I have the following string: (GMT+02:00) Istanbul
and I want to capture everything after the )
(note the whitespace included after the close parentheses)
The regexp I have created is almost working with exception it is including the undesired whitspace.
\s\D*
=> Istanbul
How can I fix that and is this regexp for doing this?
EDIT
The string can be others, something like (GMT+01:00) West Central Africa
In this case, I want West Central Africa
So, some answers will not work.
Sorry, I have forgot to mention that.
Thanks.
Solution
In Ruby:
irb> line = '(GMT+01:00) West Central Africa'
irb> line.sub(/^.*\)\s/, '')
=> "West Central Africa"
In JavaScript:
js> var line = '(GMT+01:00) West Central Africa'
js> line.replace(/^.*\)\s/, '')
West Central Africa
OTHER TIPS
Positive Look-behind Assertion is one option.
(?<=\s)[\D]+
(tested with python regex lib)
To extract the first word after a GMT offset definition like the one in your example...
(?<=\([\D]{3}[\+\-][\d]{2}:[\d]{2}\)\s)[\D]+
You can stick optional whitespace characters \s* in between every other character in your regex.
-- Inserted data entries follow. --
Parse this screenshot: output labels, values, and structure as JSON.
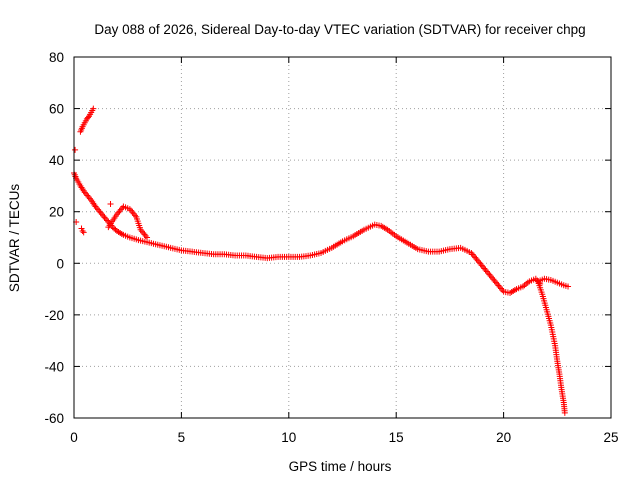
{
  "chart_data": {
    "type": "scatter",
    "title": "Day 088 of 2026, Sidereal Day-to-day VTEC variation (SDTVAR) for receiver chpg",
    "xlabel": "GPS time / hours",
    "ylabel": "SDTVAR / TECUs",
    "xlim": [
      0,
      25
    ],
    "ylim": [
      -60,
      80
    ],
    "xticks": [
      "0",
      "5",
      "10",
      "15",
      "20",
      "25"
    ],
    "yticks": [
      "-60",
      "-40",
      "-20",
      "0",
      "20",
      "40",
      "60",
      "80"
    ],
    "grid": true,
    "marker": "+",
    "series": [
      {
        "name": "Main trace",
        "color": "#ff0000",
        "x": [
          0.0,
          0.1,
          0.3,
          0.5,
          0.8,
          1.0,
          1.3,
          1.6,
          1.8,
          2.0,
          2.3,
          2.6,
          3.0,
          3.5,
          4.0,
          4.5,
          5.0,
          5.5,
          6.0,
          6.5,
          7.0,
          7.5,
          8.0,
          8.5,
          9.0,
          9.5,
          10.0,
          10.5,
          11.0,
          11.5,
          12.0,
          12.5,
          13.0,
          13.5,
          14.0,
          14.3,
          14.6,
          15.0,
          15.5,
          16.0,
          16.5,
          17.0,
          17.5,
          18.0,
          18.5,
          18.8,
          19.1,
          19.4,
          19.7,
          20.0,
          20.3,
          20.6,
          20.9,
          21.2,
          21.5,
          21.7
        ],
        "y": [
          35.0,
          33.0,
          30.0,
          27.5,
          24.5,
          22.0,
          19.0,
          16.0,
          14.0,
          12.5,
          11.0,
          10.0,
          9.0,
          8.0,
          7.0,
          6.0,
          5.0,
          4.5,
          4.0,
          3.5,
          3.5,
          3.0,
          3.0,
          2.5,
          2.0,
          2.5,
          2.5,
          2.5,
          3.0,
          4.0,
          6.0,
          8.5,
          10.5,
          13.0,
          15.0,
          14.5,
          13.0,
          10.5,
          8.0,
          5.5,
          4.5,
          4.5,
          5.5,
          6.0,
          4.0,
          1.0,
          -2.0,
          -5.0,
          -8.0,
          -11.0,
          -11.5,
          -10.0,
          -9.0,
          -7.0,
          -6.0,
          -8.0
        ]
      },
      {
        "name": "Upper branch",
        "color": "#ff0000",
        "x": [
          1.6,
          2.0,
          2.3,
          2.6,
          2.9,
          3.1,
          3.4
        ],
        "y": [
          14.0,
          19.0,
          22.0,
          21.0,
          18.0,
          13.0,
          10.0
        ]
      },
      {
        "name": "Early arc",
        "color": "#ff0000",
        "x": [
          0.3,
          0.4,
          0.5,
          0.6,
          0.7,
          0.8,
          0.9
        ],
        "y": [
          51.0,
          53.0,
          54.5,
          56.0,
          57.0,
          58.5,
          60.0
        ]
      },
      {
        "name": "Late decline",
        "color": "#ff0000",
        "x": [
          21.6,
          21.8,
          22.0,
          22.2,
          22.4,
          22.5,
          22.6,
          22.7,
          22.8,
          22.85
        ],
        "y": [
          -7.0,
          -12.0,
          -18.0,
          -24.0,
          -32.0,
          -38.0,
          -43.0,
          -49.0,
          -54.0,
          -58.0
        ]
      },
      {
        "name": "Late flat",
        "color": "#ff0000",
        "x": [
          21.6,
          21.9,
          22.2,
          22.5,
          22.8,
          23.0
        ],
        "y": [
          -7.0,
          -6.0,
          -6.5,
          -7.5,
          -8.5,
          -9.0
        ]
      },
      {
        "name": "Isolated points",
        "color": "#ff0000",
        "x": [
          0.05,
          0.1,
          0.35,
          0.4,
          0.45,
          1.7
        ],
        "y": [
          44.0,
          16.0,
          13.5,
          12.5,
          12.0,
          23.0
        ]
      }
    ]
  }
}
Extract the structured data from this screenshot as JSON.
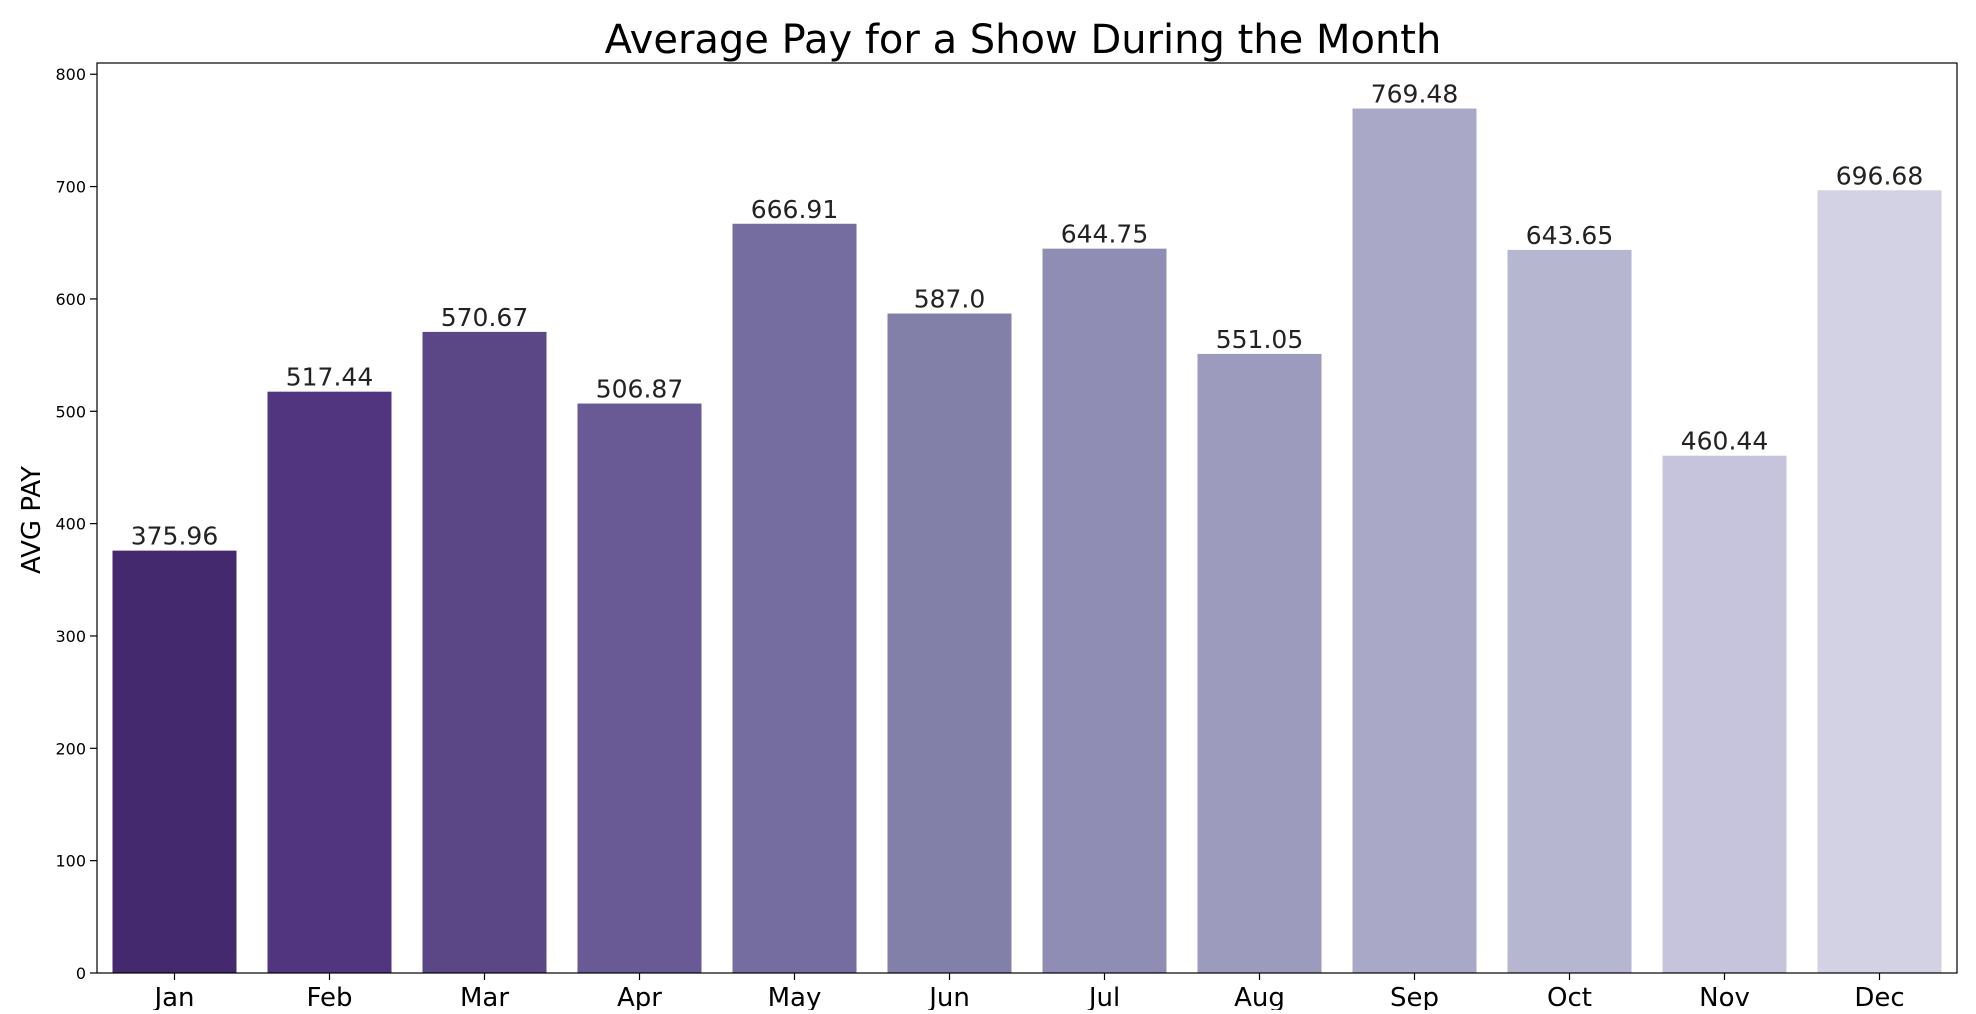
{
  "chart_data": {
    "type": "bar",
    "title": "Average Pay for a Show During the Month",
    "xlabel": "",
    "ylabel": "AVG PAY",
    "categories": [
      "Jan",
      "Feb",
      "Mar",
      "Apr",
      "May",
      "Jun",
      "Jul",
      "Aug",
      "Sep",
      "Oct",
      "Nov",
      "Dec"
    ],
    "values": [
      375.96,
      517.44,
      570.67,
      506.87,
      666.91,
      587.0,
      644.75,
      551.05,
      769.48,
      643.65,
      460.44,
      696.68
    ],
    "value_labels": [
      "375.96",
      "517.44",
      "570.67",
      "506.87",
      "666.91",
      "587.0",
      "644.75",
      "551.05",
      "769.48",
      "643.65",
      "460.44",
      "696.68"
    ],
    "colors": [
      "#45296f",
      "#51367f",
      "#5b4686",
      "#695a95",
      "#756d9f",
      "#827fa9",
      "#8f8db4",
      "#9c9bbd",
      "#a9a9c7",
      "#b7b6d1",
      "#c5c4dc",
      "#d3d2e5"
    ],
    "ylim": [
      0,
      810
    ],
    "yticks": [
      0,
      100,
      200,
      300,
      400,
      500,
      600,
      700,
      800
    ],
    "grid": false,
    "legend": "none"
  }
}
Although granted, it will get a bit lengthy.
Do the following:
\S+$
It matches everything that is not a space at the end of the line.
If you want to match only alphabetical character, you can use the following:
\w+$
You can test them here.
When you say capture, if you wish to get a named capture, and ignore the rest, you can do the follwing:
(?:.+\s)(?<Country>.+)
very simple expression:
[^)]*\)\s*(\w+)
explain:
[^)]* any character except: ')'
(0 or more times, matching the most amount possible)
\) ')'
\s* whitespace (\n, \r, \t, \f, and " ")
(0 or more times, matching the most amount possible)
\w+ word characters (a-z, A-Z, 0-9, _)
(1 or more times, matching the most amount possible)